Yes, I meant the feats this api enables.

>However, the QEMU CXL enabling is building the ability to do *guest
>physical* address space management, but in that case the driver can be
>paravirtualized to realize that it is not managing host-physical address
>space and does not need to flush caches. That will need some indicator
>to differentiate virtual CXL memory expanders from assigned devices. Is
>there such a thing as a PCIe-virtio extended capability to differentiate
>physical vs emulated devices?

In any case such check would be specific to each user (cxl in this case),
and outside the scope of _this_ particular api. Here we just really want to
avoid the broken TDX guest bits.

Thanks,
Davidlohr
Andrew Morton Sept. 7, 2022, 10:30 p.m. UTC | #8
I really dislike the term "flush".  Sometimes it means writeback,
sometimes it means invalidate.  Perhaps at other times it means
both.

Can we please be very clear in comments and changelogs about exactly
what this "flush" does.   With bonus points for being more specific in the 
function naming?
Dan Williams Sept. 8, 2022, 1:07 a.m. UTC | #9
Andrew Morton wrote:
> I really dislike the term "flush".  Sometimes it means writeback,
> sometimes it means invalidate.  Perhaps at other times it means
> both.
> 
> Can we please be very clear in comments and changelogs about exactly
> what this "flush" does.   With bonus points for being more specific in the 
> function naming?
> 

That's a good point, "flush" has been cargo-culted along in Linux's
cache management APIs to mean write-back-and-invalidate. In this case I
think this API is purely about invalidate. It just so happens that x86
has not historically had a global invalidate instruction readily
available which leads to the overuse of wbinvd.

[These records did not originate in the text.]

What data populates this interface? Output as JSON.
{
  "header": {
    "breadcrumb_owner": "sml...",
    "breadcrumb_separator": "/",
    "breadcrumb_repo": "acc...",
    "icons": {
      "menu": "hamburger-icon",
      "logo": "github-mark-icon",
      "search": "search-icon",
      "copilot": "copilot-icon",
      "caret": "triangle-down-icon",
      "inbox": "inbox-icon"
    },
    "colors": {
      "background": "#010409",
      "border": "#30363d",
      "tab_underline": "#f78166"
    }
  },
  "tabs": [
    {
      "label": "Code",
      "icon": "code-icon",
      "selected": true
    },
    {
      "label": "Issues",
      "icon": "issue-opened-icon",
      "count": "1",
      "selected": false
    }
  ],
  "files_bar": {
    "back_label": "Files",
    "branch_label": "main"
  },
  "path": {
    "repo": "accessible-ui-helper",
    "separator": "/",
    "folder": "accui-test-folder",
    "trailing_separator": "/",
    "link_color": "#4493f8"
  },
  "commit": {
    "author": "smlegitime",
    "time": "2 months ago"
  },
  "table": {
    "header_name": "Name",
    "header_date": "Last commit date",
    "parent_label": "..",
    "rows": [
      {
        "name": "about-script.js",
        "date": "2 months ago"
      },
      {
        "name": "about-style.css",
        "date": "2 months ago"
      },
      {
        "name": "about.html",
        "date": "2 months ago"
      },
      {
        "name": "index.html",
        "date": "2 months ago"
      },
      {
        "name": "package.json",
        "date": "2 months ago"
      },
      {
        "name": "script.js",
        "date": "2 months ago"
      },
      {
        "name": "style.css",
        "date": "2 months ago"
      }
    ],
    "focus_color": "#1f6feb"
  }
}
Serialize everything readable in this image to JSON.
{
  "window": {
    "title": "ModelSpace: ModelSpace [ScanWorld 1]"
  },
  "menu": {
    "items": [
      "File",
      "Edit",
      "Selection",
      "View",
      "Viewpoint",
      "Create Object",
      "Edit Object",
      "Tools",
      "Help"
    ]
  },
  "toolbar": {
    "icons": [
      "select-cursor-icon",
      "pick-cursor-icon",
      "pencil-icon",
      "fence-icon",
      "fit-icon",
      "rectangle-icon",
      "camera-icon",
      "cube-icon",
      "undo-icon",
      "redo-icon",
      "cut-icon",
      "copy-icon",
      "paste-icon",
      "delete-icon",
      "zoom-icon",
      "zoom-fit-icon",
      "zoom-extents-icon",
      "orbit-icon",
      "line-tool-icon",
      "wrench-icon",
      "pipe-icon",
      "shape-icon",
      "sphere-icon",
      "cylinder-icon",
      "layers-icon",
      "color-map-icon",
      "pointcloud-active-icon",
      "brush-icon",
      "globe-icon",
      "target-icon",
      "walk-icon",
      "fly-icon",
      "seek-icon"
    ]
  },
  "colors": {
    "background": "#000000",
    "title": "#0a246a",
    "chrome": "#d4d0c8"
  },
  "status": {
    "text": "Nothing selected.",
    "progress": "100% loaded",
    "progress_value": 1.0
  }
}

It would be nice to make clear that this API is purely about
invalidating any data cached for a physical address impacted by address
space management event (secure erase / new region provision). Write-back
is an unnecessary side-effect.

So how about:

s/arch_flush_memregion/cpu_cache_invalidate_memregion/?
Borislav Petkov Sept. 8, 2022, 4:31 a.m. UTC | #10
On Wed, Sep 07, 2022 at 09:22:45AM -0700, Davidlohr Bueso wrote:
> So the context here is:
> 
> e2efb6359e62 ("ACPICA: Avoid cache flush inside virtual machines")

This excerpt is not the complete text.